12.7 Regardless of fault, the Buyer must pay LOGICDATA a contractual penalty of EUR 10,000.00 for every individual violation of this confidentiality agreement and of the provisions regarding intellectual property. The right to assert a damage going beyond the contractual penalty shall remain unaffected by this.


13.1 When passing on goods delivered by LOGICDATA to third parties (as well as any related documentation, regardless of the method of provision or the services performed by LOGICDATA [including technical support of any kind]), Buyer must comply with the applicable regulations of national and international (re-)export provisions.
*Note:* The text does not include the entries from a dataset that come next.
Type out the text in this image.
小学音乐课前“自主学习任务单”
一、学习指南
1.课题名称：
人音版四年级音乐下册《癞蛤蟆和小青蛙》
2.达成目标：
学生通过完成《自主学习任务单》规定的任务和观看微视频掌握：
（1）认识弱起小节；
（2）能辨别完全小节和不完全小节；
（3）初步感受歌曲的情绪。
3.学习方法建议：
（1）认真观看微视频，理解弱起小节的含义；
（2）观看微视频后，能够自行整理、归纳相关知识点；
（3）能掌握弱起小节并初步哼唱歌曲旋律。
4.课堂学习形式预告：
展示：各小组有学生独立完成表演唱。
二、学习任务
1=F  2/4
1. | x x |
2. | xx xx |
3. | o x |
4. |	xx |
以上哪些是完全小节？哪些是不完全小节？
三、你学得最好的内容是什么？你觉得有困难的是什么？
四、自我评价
In any case, Buyer must observe the (re-)export provisions of LOGICDATA ’s country of residence, the European Union and the United States of America.

13.2 If necessary for export controls, Buyer must provide LOGICDATA with all necessary information immediately after being requested to do so, for example, information about the final recipient, final destination and purpose of the goods or Services.


14.1 All disputes from and in connection with this contract, including the question of its valid establishment and its pre-effects and consequences, shall be subject to Austrian law. The applicability of all bi- and multilateral agreements regarding the purchase of movable objects as well as the private international law (IPRG) and particularly the applicability of the United Nations Convention on Contracts for the International Sale of Goods (CISG) shall be explicitly ruled out.

14.2 The exclusive competence of the court that is objectively competent for Graz is agreed upon for all disputes from and in connection with this contract. LOGICDATA shall however be authorised at its own discretion to also file a suit at the general legal domicile of the supplier.


15.1 There shall be no verbal collateral agreements. All agreements, subsequent changes, additions and collateral agreements must be in written form for them to be valid. This shall also be applicable for the renouncement of the written form requirement. Declarations via e-mail and fax shall meet the written form requirement.

15.2 If some regulations of these GTCD are fully or partially ineffective, this shall not affect the validity of the remaining regulations. An invalid regulation shall be replaced with a valid regulation, which comes closest to the content and purpose of the invalid regulation.

15.3 Buyer has to obey the Statement of Commitment for suppliers and subcontractors issued on the homepage of LOGICDATA ( and shall ensure its implementation.

15.4 The Parties expressly declare their intent to use their best efforts to comply with the following principles with respect to their services of their subcontractors: The parties respect and accept the cultural and social diversity of all nations and societies, support the fundamental right to freedom of association and the right to negotiations for collective bargaining agreements, stand up for the prohibition of any form of forced labour, human trafficking, and slavery, and for the abolition of any exploitation by child labour, they respect the right to adequate salaries, guarantee compliance with the applicable national regulations on working hours, and ensure a safe and healthy working environment for their staff (based on the Universal Declaration of Human Rights). The parties further undertake to take the required measures to avoid actions detrimental to the economy such as bribery and corruption.